The current study intends to evaluate whether potential Wikipedia app users prefer a feed based on recent pageviews or trending edits.
Overview
editThe Wikimedia apps team wants to make the content that appears on the Trending card as recent and relevant as possible. Currently, pageviews for articles are not available in real time: the pageview API can only provide top read articles for the previous day. As a result, the content of the Trending card is always a little bit out of date.
The Trending edit service provides a list of articles that are experiencing a significant uptick in edits, in nearly real time. This means that this feed is potentially a better source of recent and relevant content than the pageview API.
However, we don't know if trending edits represent a more interesting set of reading recommendations than top pageviews (even day-old pageviews). The articles that are being heavily edited at a given time are not necessarily the same ones that are being heavily read.

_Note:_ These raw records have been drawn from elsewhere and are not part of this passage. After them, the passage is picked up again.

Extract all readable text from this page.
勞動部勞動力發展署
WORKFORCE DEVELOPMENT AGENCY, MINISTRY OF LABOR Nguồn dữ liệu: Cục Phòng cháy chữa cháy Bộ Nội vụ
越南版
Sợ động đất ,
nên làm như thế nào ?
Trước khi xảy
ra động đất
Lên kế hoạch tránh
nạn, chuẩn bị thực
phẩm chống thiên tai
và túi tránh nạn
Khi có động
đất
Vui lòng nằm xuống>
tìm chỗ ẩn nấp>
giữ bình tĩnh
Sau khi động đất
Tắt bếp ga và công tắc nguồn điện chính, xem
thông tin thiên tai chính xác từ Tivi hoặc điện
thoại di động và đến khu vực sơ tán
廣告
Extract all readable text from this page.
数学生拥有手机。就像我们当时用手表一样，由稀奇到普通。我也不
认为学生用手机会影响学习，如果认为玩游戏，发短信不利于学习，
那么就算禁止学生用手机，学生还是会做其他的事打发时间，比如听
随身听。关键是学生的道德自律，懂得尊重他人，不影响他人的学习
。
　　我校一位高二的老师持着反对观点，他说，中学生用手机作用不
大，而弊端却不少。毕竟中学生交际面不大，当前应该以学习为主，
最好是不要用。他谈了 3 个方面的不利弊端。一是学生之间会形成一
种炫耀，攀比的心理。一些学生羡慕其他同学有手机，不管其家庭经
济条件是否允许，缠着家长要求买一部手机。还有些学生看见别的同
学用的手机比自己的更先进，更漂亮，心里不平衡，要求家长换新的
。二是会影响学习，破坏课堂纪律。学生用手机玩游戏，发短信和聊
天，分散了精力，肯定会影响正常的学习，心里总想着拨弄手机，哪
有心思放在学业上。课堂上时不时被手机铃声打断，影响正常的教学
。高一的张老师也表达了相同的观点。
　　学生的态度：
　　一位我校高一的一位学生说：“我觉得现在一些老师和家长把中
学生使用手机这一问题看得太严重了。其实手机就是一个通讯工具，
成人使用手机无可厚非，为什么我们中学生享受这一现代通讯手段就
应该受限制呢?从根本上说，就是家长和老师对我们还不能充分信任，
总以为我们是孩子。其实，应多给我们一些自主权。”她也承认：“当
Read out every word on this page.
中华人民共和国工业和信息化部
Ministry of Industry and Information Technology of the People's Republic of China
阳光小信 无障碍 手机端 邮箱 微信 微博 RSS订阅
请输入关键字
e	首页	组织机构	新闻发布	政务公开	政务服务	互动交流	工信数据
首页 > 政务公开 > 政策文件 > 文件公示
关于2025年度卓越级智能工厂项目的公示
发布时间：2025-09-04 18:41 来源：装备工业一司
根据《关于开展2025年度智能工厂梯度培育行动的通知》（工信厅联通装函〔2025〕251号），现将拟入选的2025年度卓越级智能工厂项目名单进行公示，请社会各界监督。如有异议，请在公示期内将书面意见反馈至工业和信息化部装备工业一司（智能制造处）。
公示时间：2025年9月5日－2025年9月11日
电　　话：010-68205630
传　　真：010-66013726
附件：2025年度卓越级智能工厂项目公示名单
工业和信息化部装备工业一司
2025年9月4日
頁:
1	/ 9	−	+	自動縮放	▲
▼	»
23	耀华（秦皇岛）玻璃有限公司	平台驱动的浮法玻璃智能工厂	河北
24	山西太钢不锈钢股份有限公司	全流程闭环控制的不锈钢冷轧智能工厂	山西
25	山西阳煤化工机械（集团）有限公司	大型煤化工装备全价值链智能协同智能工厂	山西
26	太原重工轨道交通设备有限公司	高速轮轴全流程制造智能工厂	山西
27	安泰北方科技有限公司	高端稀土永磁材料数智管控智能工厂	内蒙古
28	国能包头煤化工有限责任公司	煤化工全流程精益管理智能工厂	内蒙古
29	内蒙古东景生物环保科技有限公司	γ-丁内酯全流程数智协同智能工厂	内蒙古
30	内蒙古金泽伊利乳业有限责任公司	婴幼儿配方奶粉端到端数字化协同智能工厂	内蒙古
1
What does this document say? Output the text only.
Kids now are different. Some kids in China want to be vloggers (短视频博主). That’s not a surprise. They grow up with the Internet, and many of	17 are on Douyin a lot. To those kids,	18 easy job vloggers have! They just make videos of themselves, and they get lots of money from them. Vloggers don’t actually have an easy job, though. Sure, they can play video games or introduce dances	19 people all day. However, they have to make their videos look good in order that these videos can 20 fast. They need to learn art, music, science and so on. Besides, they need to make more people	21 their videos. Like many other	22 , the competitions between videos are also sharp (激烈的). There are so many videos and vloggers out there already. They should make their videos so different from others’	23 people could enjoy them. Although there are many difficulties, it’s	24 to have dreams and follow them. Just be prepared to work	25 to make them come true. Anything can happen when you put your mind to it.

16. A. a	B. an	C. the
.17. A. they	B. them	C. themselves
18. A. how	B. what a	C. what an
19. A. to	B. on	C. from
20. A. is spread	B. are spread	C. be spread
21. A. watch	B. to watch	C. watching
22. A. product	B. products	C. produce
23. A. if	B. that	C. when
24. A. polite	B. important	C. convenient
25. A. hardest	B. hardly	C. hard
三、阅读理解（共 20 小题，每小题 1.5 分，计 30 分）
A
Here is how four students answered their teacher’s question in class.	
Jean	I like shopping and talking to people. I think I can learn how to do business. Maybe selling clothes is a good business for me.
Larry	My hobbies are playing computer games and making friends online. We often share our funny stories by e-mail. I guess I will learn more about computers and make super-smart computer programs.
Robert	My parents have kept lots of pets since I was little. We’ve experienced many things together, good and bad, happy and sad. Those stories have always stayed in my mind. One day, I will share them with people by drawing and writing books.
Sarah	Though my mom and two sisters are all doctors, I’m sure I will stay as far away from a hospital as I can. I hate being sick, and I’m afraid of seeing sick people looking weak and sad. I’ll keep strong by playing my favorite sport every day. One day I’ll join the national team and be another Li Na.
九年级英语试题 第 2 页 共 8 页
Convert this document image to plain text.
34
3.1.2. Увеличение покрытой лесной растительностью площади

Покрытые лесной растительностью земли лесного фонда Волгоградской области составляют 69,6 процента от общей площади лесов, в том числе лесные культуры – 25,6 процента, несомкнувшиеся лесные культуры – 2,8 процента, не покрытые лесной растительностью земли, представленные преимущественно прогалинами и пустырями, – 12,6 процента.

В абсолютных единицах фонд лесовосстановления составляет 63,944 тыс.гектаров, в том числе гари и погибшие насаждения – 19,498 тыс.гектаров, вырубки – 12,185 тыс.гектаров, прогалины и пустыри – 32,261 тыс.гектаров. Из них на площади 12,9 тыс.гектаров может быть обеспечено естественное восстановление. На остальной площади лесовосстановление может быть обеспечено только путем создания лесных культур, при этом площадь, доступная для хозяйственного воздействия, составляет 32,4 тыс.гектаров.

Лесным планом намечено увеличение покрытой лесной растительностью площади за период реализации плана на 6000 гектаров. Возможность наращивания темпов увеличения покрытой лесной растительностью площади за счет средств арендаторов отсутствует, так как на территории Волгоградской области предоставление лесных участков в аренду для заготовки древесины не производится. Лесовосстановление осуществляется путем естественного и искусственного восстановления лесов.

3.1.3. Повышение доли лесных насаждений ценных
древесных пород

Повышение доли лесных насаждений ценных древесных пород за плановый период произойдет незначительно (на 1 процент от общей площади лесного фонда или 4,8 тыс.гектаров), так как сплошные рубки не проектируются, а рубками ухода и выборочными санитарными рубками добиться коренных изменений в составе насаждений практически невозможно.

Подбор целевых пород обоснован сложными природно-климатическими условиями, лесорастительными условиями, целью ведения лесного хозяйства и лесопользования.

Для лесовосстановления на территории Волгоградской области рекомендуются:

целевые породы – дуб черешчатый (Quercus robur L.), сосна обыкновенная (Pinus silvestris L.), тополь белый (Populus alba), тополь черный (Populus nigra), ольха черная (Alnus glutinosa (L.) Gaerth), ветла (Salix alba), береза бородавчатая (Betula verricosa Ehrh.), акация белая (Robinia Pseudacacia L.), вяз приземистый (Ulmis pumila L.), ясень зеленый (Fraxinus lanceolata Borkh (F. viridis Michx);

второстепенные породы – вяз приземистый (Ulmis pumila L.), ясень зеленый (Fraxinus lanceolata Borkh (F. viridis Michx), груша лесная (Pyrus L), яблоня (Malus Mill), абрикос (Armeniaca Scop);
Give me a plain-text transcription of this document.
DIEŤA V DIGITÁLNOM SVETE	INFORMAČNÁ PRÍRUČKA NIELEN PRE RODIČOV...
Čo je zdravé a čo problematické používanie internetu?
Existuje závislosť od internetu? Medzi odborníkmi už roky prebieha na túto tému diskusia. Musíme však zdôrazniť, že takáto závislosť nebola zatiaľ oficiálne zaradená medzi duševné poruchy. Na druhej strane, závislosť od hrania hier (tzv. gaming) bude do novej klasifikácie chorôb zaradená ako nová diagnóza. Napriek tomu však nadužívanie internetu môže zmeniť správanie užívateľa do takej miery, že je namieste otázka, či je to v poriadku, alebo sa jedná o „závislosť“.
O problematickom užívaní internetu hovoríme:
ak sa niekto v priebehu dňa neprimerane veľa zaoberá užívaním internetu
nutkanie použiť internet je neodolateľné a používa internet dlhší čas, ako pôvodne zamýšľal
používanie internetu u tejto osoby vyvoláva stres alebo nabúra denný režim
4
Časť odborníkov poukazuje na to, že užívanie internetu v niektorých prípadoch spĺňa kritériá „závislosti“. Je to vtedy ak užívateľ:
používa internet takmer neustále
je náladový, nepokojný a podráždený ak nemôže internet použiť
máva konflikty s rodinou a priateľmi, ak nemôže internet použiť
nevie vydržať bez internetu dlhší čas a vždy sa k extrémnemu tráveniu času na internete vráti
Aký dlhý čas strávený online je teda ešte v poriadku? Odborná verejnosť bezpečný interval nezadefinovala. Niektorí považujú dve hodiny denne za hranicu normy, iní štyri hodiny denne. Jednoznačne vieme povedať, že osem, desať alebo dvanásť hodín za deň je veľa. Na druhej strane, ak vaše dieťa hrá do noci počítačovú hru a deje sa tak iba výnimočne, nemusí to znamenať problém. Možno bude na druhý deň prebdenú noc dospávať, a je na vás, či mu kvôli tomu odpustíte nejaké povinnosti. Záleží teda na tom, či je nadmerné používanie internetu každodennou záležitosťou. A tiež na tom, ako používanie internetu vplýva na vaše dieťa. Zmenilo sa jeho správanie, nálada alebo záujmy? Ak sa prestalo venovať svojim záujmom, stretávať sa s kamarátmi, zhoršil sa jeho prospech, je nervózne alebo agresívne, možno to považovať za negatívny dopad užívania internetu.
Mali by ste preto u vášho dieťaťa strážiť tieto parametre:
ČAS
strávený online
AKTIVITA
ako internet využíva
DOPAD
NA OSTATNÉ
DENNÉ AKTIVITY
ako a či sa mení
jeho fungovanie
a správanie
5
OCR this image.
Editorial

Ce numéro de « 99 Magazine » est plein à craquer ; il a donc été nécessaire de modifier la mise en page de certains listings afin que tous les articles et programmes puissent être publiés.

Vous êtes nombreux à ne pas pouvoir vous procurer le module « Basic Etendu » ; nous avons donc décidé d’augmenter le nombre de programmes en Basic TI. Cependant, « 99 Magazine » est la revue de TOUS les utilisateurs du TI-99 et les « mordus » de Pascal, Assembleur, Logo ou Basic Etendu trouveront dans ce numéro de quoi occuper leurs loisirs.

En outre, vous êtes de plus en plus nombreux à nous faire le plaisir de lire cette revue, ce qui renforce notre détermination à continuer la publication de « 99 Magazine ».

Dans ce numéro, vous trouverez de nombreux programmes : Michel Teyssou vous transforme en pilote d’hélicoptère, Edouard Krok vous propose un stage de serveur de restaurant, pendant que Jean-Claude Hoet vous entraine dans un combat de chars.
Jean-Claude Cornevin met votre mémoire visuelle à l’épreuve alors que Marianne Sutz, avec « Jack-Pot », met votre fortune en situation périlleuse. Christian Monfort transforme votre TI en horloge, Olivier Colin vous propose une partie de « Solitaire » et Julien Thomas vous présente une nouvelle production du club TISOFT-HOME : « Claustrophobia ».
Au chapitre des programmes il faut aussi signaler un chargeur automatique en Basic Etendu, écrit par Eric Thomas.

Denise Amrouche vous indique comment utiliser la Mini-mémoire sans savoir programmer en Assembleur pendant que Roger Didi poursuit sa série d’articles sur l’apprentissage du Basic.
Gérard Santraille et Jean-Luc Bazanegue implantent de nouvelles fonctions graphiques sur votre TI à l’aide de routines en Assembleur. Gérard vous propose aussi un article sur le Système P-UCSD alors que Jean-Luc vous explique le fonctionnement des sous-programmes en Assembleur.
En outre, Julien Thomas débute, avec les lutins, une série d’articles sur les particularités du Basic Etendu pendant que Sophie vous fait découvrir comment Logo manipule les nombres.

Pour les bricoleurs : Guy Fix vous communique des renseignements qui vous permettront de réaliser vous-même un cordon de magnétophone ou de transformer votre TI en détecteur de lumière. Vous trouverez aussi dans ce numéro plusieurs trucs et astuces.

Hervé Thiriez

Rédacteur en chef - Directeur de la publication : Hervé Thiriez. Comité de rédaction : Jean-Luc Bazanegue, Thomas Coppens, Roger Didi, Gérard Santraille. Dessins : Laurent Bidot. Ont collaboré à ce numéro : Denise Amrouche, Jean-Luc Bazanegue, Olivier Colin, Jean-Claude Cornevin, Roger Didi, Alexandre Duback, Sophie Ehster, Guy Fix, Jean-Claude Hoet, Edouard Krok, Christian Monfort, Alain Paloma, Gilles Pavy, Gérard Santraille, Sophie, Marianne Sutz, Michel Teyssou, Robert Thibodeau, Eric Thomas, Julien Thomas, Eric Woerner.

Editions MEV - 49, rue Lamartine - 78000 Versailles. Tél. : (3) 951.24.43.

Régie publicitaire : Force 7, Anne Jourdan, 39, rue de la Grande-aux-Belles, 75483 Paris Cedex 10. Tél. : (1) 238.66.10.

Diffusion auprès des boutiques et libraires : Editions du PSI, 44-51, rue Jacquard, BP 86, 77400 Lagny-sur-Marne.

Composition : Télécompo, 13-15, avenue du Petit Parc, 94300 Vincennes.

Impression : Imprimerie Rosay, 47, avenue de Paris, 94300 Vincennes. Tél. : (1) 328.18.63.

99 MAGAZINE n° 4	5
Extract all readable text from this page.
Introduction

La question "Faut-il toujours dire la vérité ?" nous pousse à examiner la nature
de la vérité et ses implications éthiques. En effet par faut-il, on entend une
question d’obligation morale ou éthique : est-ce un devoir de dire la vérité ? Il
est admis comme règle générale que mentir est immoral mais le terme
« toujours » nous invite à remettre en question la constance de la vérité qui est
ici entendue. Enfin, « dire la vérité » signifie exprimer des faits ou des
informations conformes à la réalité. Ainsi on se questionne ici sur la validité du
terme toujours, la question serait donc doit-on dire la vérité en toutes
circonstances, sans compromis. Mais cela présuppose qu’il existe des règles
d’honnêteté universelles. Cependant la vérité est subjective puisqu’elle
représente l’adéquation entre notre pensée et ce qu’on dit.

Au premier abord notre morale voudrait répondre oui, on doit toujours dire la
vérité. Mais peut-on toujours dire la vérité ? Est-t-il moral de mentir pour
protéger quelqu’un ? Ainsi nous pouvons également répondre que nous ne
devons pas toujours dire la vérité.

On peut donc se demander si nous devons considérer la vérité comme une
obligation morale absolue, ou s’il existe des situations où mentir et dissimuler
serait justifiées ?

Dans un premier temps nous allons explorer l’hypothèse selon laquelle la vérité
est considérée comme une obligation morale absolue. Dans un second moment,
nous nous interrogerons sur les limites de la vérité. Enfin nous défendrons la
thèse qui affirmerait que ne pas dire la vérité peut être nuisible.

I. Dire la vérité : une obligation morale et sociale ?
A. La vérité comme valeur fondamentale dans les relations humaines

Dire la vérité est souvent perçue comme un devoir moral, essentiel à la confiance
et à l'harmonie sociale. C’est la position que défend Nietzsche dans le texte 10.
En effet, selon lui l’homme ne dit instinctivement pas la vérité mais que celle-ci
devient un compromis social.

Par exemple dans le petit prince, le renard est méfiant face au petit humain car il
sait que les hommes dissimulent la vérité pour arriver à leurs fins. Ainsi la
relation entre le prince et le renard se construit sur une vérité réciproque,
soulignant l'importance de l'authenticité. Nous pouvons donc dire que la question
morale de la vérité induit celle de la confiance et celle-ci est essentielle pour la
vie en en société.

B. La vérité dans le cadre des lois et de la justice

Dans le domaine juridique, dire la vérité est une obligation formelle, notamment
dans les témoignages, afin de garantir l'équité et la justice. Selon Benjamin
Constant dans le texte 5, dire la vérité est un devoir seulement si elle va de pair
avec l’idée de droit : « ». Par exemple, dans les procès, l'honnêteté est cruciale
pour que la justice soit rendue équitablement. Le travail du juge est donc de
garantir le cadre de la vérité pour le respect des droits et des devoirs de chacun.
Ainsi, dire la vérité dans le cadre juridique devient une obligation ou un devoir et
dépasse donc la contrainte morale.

Furthermore, the audience for the Wikipedia app (global readers) is significantly broader than the English Wikipedia editor base, which tends to skew heavily towards North America and Western Europe.[citation needed] For example, many people in India read English Wikipedia. We do not know if the proportion of India-based editors matches the proportion of India-based readers. If there is a higher proportion of readers in India compared to editors, a pageview-based feed would tend to show more content that is of likely interest to India-based readers than a trending edits-based feed.
Other variables, such as time of day, may also make a difference on the perceived relevance of the two feed sources. The current, pageview-based feed is updated every day (at around 3:00 UTC) with the previous-day's top read articles. The list then becomes progressively more out-of-date over the course of the day—and hence, less potentially relevant to a reader interested in "trending" content. The trending edits feed is much more current, but also noisier—there are many reasons that an article could have received a sudden spike in editing activity, and not all of them are necessarily equally relevant to a Wikipedia reader.
Goals
editOverall, these two feeds are likely to display somewhat different sets of articles at any given time, and it is not clear which set of articles is, on average, more interesting to readers looking for recommendations of trending articles to read next.
- Considerations
- When considering what the 'optimum' set of top articles should be, the product team should consider the following general features of the list:
- whether people are familiar with the topics of the articles listed in the feed
- whether people consider these articles to be 'timely'
- the degree to which people are interested in learning more about the articles in the feed
- whether the previews of the articles listed in the feed contain contextual metadata (images, item descriptions) that make the list more visually engaging and invite curiosity
We address these considerations in the research questions below.
In addition, the product team should consider whether the articles lists generated by the 'top read' and 'trending' feeds are equally relevant and interesting to all readers, or whether the 'trending edits' approach to generating top article lists yields articles that are less familiar to readers from different geographies and cultural backgrounds than the English Wikipedia editing community. We address these considerations in the Hypotheses section below.
- Research questions
- In this study, we want to know:
- RQ1: overall, do people prefer lists that are based on recent page views, or trending edits?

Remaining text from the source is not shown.